The Ministry of Justice is undertaking a review of adoption law, including a separate review of surrogacy by the Law Commission.
Law Commission principal adviser Nicola Lambie said under the Adoption Act the person who gives birth is the legal parent and the only way intended parents such as biological parents, in the case of surrogacy, can be recognised is through adoption.
She said this did not reflect the realities of surrogacy and the need for reform was long overdue.

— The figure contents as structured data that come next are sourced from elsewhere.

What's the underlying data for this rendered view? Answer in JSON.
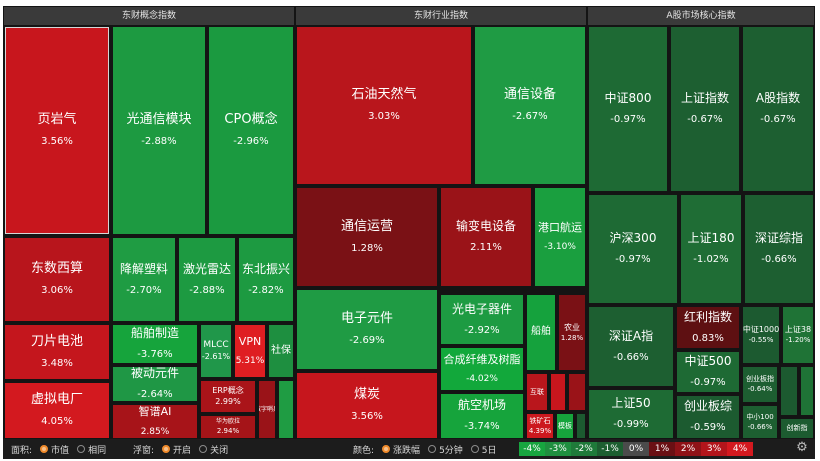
{
  "panels": [
    {
      "key": "concept",
      "title": "东财概念指数"
    },
    {
      "key": "industry",
      "title": "东财行业指数"
    },
    {
      "key": "core",
      "title": "A股市场核心指数"
    }
  ],
  "tiles": [
    {
      "id": "yeyanqi",
      "name": "页岩气",
      "pct": "3.56%",
      "color": "#c8161d"
    },
    {
      "id": "guangtongxin",
      "name": "光通信模块",
      "pct": "-2.88%",
      "color": "#1d9a41"
    },
    {
      "id": "cpo",
      "name": "CPO概念",
      "pct": "-2.96%",
      "color": "#1b9a40"
    },
    {
      "id": "dongshu",
      "name": "东数西算",
      "pct": "3.06%",
      "color": "#b8151c"
    },
    {
      "id": "jiangjie",
      "name": "降解塑料",
      "pct": "-2.70%",
      "color": "#1f9c43"
    },
    {
      "id": "jiguang",
      "name": "激光雷达",
      "pct": "-2.88%",
      "color": "#1d9a41"
    },
    {
      "id": "dongbei",
      "name": "东北振兴",
      "pct": "-2.82%",
      "color": "#1d9a41"
    },
    {
      "id": "daopian",
      "name": "刀片电池",
      "pct": "3.48%",
      "color": "#c4161d"
    },
    {
      "id": "chuanbo",
      "name": "船舶制造",
      "pct": "-3.76%",
      "color": "#16a43c"
    },
    {
      "id": "mlcc",
      "name": "MLCC",
      "pct": "-2.61%",
      "color": "#20974a"
    },
    {
      "id": "vpn",
      "name": "VPN",
      "pct": "5.31%",
      "color": "#df1e22"
    },
    {
      "id": "shebao",
      "name": "社保",
      "pct": "",
      "color": "#1e8f40"
    },
    {
      "id": "beidong",
      "name": "被动元件",
      "pct": "-2.64%",
      "color": "#1f9745"
    },
    {
      "id": "xuni",
      "name": "虚拟电厂",
      "pct": "4.05%",
      "color": "#d3191f"
    },
    {
      "id": "zhipu",
      "name": "智谱AI",
      "pct": "2.85%",
      "color": "#a71419"
    },
    {
      "id": "erp",
      "name": "ERP概念",
      "pct": "2.99%",
      "color": "#aa1419"
    },
    {
      "id": "huawei",
      "name": "华为欧拉",
      "pct": "2.94%",
      "color": "#a51418"
    },
    {
      "id": "shuzi",
      "name": "数字哨兵",
      "pct": "",
      "color": "#9a1318"
    },
    {
      "id": "shiyou",
      "name": "石油天然气",
      "pct": "3.03%",
      "color": "#b9161c"
    },
    {
      "id": "tongxinsb",
      "name": "通信设备",
      "pct": "-2.67%",
      "color": "#1f9b44"
    },
    {
      "id": "tongxinyy",
      "name": "通信运营",
      "pct": "1.28%",
      "color": "#7a1115"
    },
    {
      "id": "shubian",
      "name": "输变电设备",
      "pct": "2.11%",
      "color": "#9a1318"
    },
    {
      "id": "gangkou",
      "name": "港口航运",
      "pct": "-3.10%",
      "color": "#1a9f3f"
    },
    {
      "id": "dianzi",
      "name": "电子元件",
      "pct": "-2.69%",
      "color": "#1f9b44"
    },
    {
      "id": "guangdianzi",
      "name": "光电子器件",
      "pct": "-2.92%",
      "color": "#1d9b42"
    },
    {
      "id": "chuanbo2",
      "name": "船舶",
      "pct": "",
      "color": "#15a23d"
    },
    {
      "id": "nongye",
      "name": "农业",
      "pct": "1.28%",
      "color": "#7a1115"
    },
    {
      "id": "hecheng",
      "name": "合成纤维及树脂",
      "pct": "-4.02%",
      "color": "#12a83b"
    },
    {
      "id": "meitan",
      "name": "煤炭",
      "pct": "3.56%",
      "color": "#c6161d"
    },
    {
      "id": "hangkong",
      "name": "航空机场",
      "pct": "-3.74%",
      "color": "#16a43c"
    },
    {
      "id": "hulian",
      "name": "互联",
      "pct": "",
      "color": "#b9161c"
    },
    {
      "id": "tiekuang",
      "name": "铁矿石",
      "pct": "4.39%",
      "color": "#cc181e"
    },
    {
      "id": "mohu",
      "name": "模板",
      "pct": "",
      "color": "#16a43c"
    },
    {
      "id": "zz800",
      "name": "中证800",
      "pct": "-0.97%",
      "color": "#1e6a34"
    },
    {
      "id": "szzs",
      "name": "上证指数",
      "pct": "-0.67%",
      "color": "#1d5f31"
    },
    {
      "id": "agzs",
      "name": "A股指数",
      "pct": "-0.67%",
      "color": "#1d5f31"
    },
    {
      "id": "hs300",
      "name": "沪深300",
      "pct": "-0.97%",
      "color": "#1e6a34"
    },
    {
      "id": "sz180",
      "name": "上证180",
      "pct": "-1.02%",
      "color": "#1f6d35"
    },
    {
      "id": "szzz",
      "name": "深证综指",
      "pct": "-0.66%",
      "color": "#1d5f31"
    },
    {
      "id": "szazhi",
      "name": "深证A指",
      "pct": "-0.66%",
      "color": "#1d5f31"
    },
    {
      "id": "hongli",
      "name": "红利指数",
      "pct": "0.83%",
      "color": "#5e1012"
    },
    {
      "id": "zz1000",
      "name": "中证1000",
      "pct": "-0.55%",
      "color": "#1c5a30"
    },
    {
      "id": "sz38",
      "name": "上证38",
      "pct": "-1.20%",
      "color": "#1f7336"
    },
    {
      "id": "zz500",
      "name": "中证500",
      "pct": "-0.97%",
      "color": "#1e6a34"
    },
    {
      "id": "sz50",
      "name": "上证50",
      "pct": "-0.99%",
      "color": "#1e6b34"
    },
    {
      "id": "chuangyeb",
      "name": "创业板指",
      "pct": "-0.64%",
      "color": "#1d5e31"
    },
    {
      "id": "zhongxiao",
      "name": "中小100",
      "pct": "-0.66%",
      "color": "#1d5f31"
    },
    {
      "id": "chuangyez",
      "name": "创业板综",
      "pct": "-0.59%",
      "color": "#1c5b30"
    },
    {
      "id": "chuangxin",
      "name": "创新指",
      "pct": "",
      "color": "#1c5b30"
    }
  ],
  "toolbar": {
    "area_label": "面积:",
    "area_opt1": "市值",
    "area_opt2": "相同",
    "float_label": "浮窗:",
    "float_opt1": "开启",
    "float_opt2": "关闭",
    "color_label": "颜色:",
    "color_opt1": "涨跌幅",
    "color_opt2": "5分钟",
    "color_opt3": "5日",
    "legend": [
      {
        "label": "-4%",
        "color": "#17a53f"
      },
      {
        "label": "-3%",
        "color": "#1f8f3f"
      },
      {
        "label": "-2%",
        "color": "#1f7a3a"
      },
      {
        "label": "-1%",
        "color": "#1d5f31"
      },
      {
        "label": "0%",
        "color": "#4b4b4b"
      },
      {
        "label": "1%",
        "color": "#6a1014"
      },
      {
        "label": "2%",
        "color": "#8f1217"
      },
      {
        "label": "3%",
        "color": "#b3151b"
      },
      {
        "label": "4%",
        "color": "#d4191f"
      }
    ]
  }
}
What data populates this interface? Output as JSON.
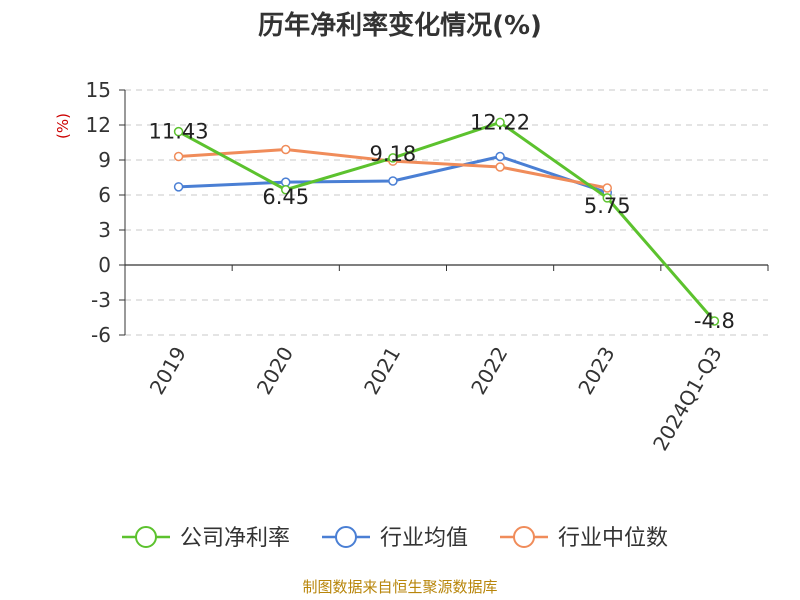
{
  "chart_data": {
    "type": "line",
    "title": "历年净利率变化情况(%)",
    "ylabel": "(%)",
    "categories": [
      "2019",
      "2020",
      "2021",
      "2022",
      "2023",
      "2024Q1-Q3"
    ],
    "yticks": [
      "15",
      "12",
      "9",
      "6",
      "3",
      "0",
      "-3",
      "-6"
    ],
    "ylim": [
      -6,
      15
    ],
    "grid": true,
    "legend_position": "bottom",
    "series": [
      {
        "name": "公司净利率",
        "values": [
          11.43,
          6.45,
          9.18,
          12.22,
          5.75,
          -4.8
        ],
        "labels": [
          "11.43",
          "6.45",
          "9.18",
          "12.22",
          "5.75",
          "-4.8"
        ],
        "color": "#5cc22e"
      },
      {
        "name": "行业均值",
        "values": [
          6.7,
          7.1,
          7.2,
          9.3,
          6.2,
          null
        ],
        "color": "#4a7fd4"
      },
      {
        "name": "行业中位数",
        "values": [
          9.3,
          9.9,
          8.9,
          8.4,
          6.6,
          null
        ],
        "color": "#f08c5a"
      }
    ]
  },
  "source": "制图数据来自恒生聚源数据库"
}
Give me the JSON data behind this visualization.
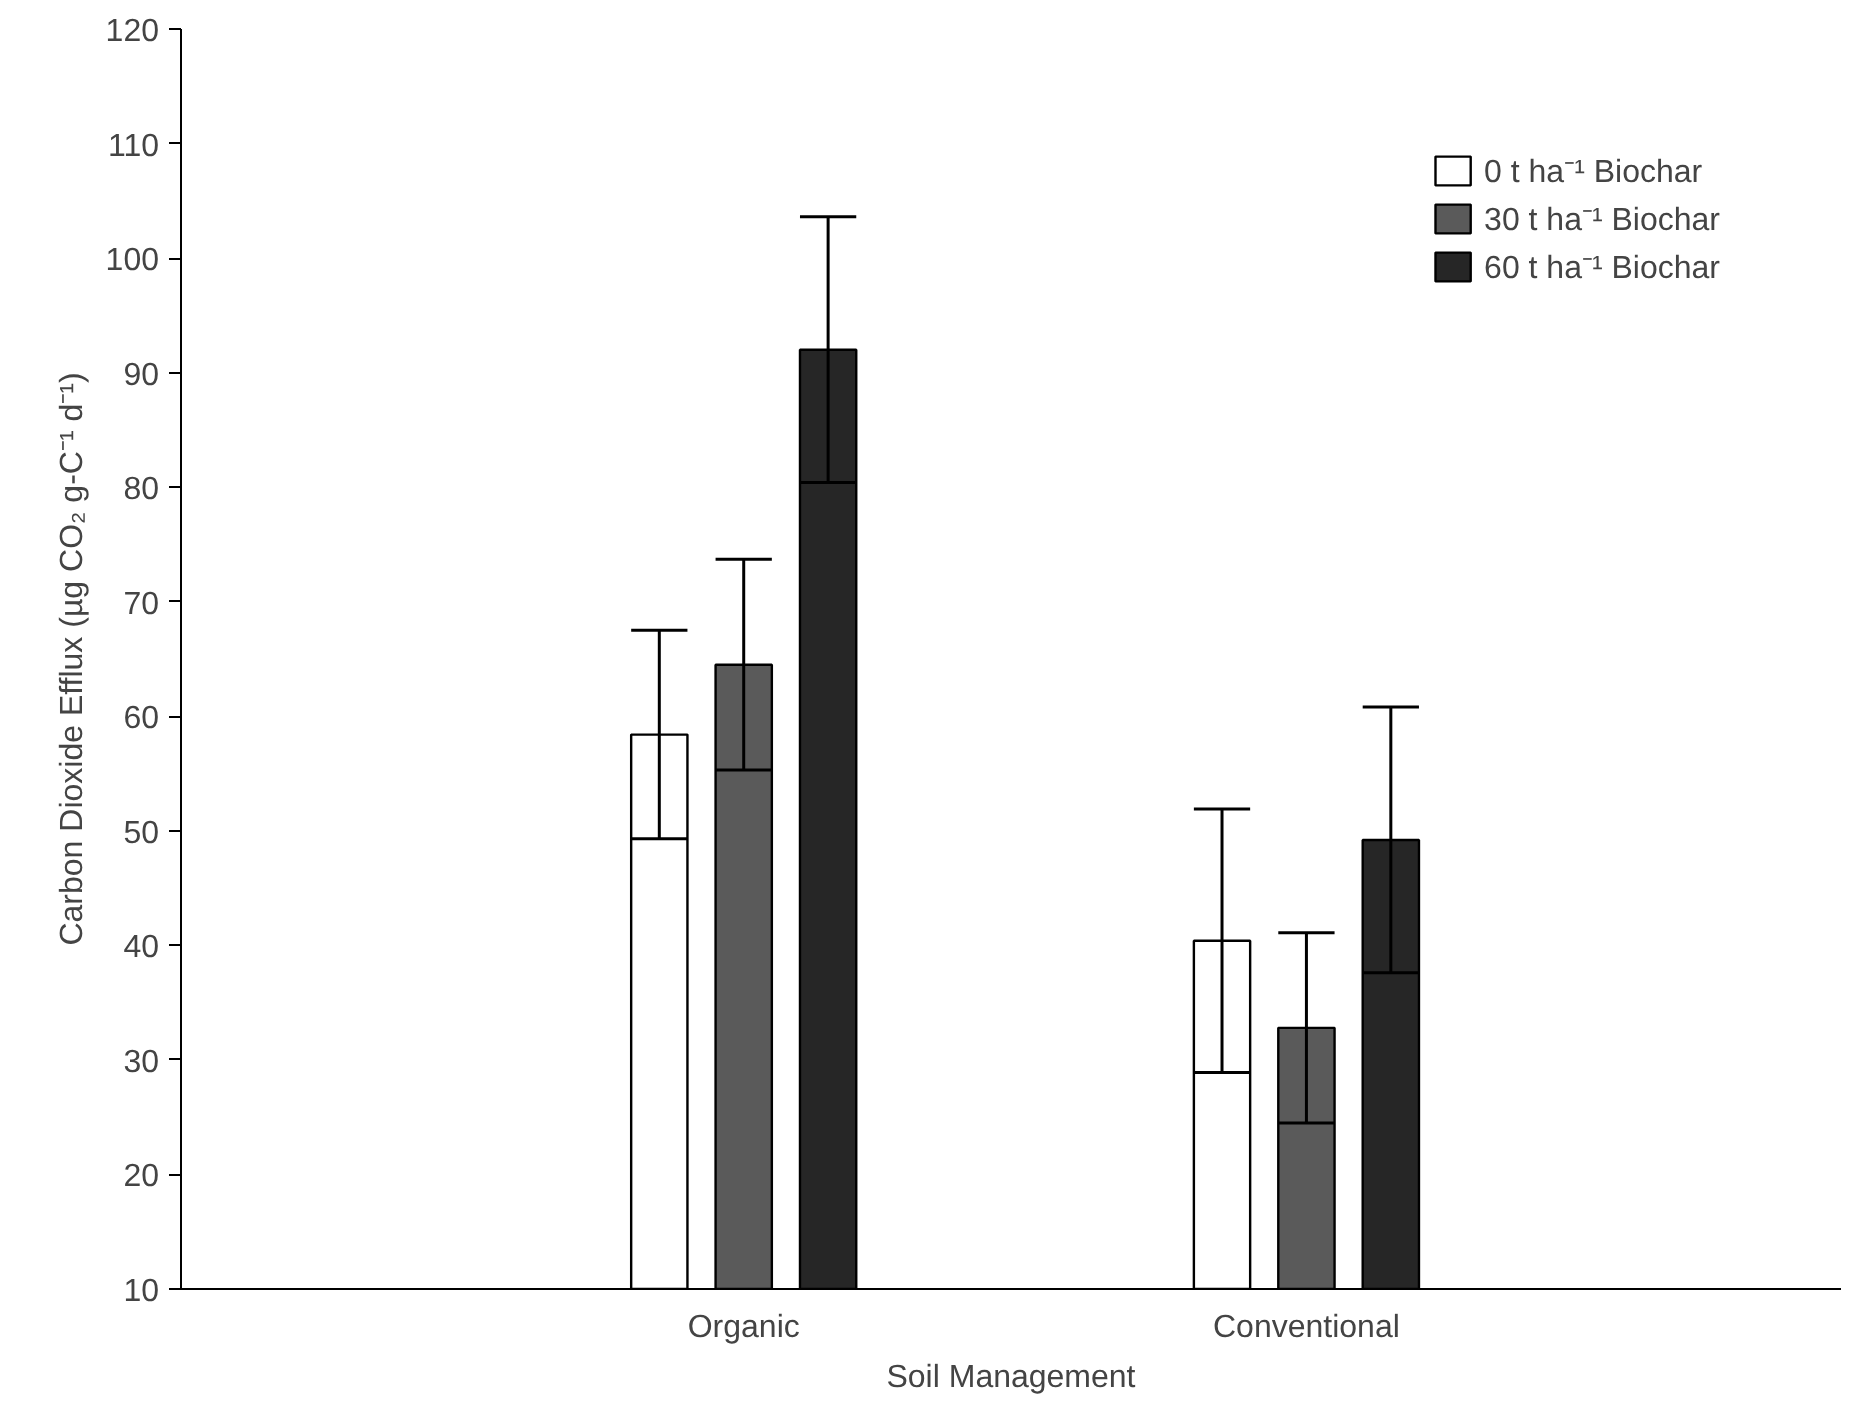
{
  "chart_data": {
    "type": "bar",
    "xlabel": "Soil Management",
    "ylabel": "Carbon Dioxide Efflux (µg CO₂ g-C⁻¹ d⁻¹)",
    "categories": [
      "Organic",
      "Conventional"
    ],
    "series": [
      {
        "name": "0 t ha⁻¹ Biochar",
        "color": "#ffffff",
        "values": [
          58.4,
          40.4
        ],
        "errors": [
          9.1,
          11.5
        ]
      },
      {
        "name": "30 t ha⁻¹ Biochar",
        "color": "#5a5a5a",
        "values": [
          64.5,
          32.8
        ],
        "errors": [
          9.2,
          8.3
        ]
      },
      {
        "name": "60 t ha⁻¹ Biochar",
        "color": "#262626",
        "values": [
          92.0,
          49.2
        ],
        "errors": [
          11.6,
          11.6
        ]
      }
    ],
    "ylim": [
      10,
      120
    ],
    "yticks": [
      10,
      20,
      30,
      40,
      50,
      60,
      70,
      80,
      90,
      100,
      110,
      120
    ],
    "grid": false,
    "legend": "top right"
  }
}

"The problem in the case of baby Paige is if you are dead you cannot adopt under the Adoption Act so this has really highlighted the problem with trying to apply 1950s adoption law to the very modern family-building exercise of surrogacy."
Lambie said biological parents found it offensive and demeaning to have to adopt a baby they see as their own, because of the process which included having to be assessed by an Oranga Tamariki social worker as a fit parent.
She said the Law Commission has made explicit reference to a situation like Paige's case in its review and will make recommendations to the Government around applying the law retrospectively.
It was hoped the review would be presented to the Government in May.
Children's Commissioner Judge Frances Eivers said it was unimaginable for anyone to consider what Harris had gone through: "Grieving his wife, having to adopt his own genetic child to legalise his parenthood, then discover that currently Katherine cannot be named on Paige's birth certificate".
She said the review of the decades-old Adoption Act had been a long time coming.
"I am very pleased that Government has gone even further, and is now considering surrogacy as a completely separate means of building a family, not subject to the adoption process."
Eivers said the Office of the Children's Commissioner submitted to the surrogacy review that under certain circumstances the intending parents should be recognised as legal parents from conception.
"That review will go to the Minister of Justice [Kris Faafoi] this year for consideration, and I urge him to embrace the opportunity for change.
"If and when the law is updated to account for legal parenthood through surrogacy, we hope the provisions will be made retrospective for this family's rare situation.
"We wish Mr Harris all the best in his advocacy for this law to be updated, and, more importantly – for Paige to know about her whakapapa whānau as well as surrogacy whānau."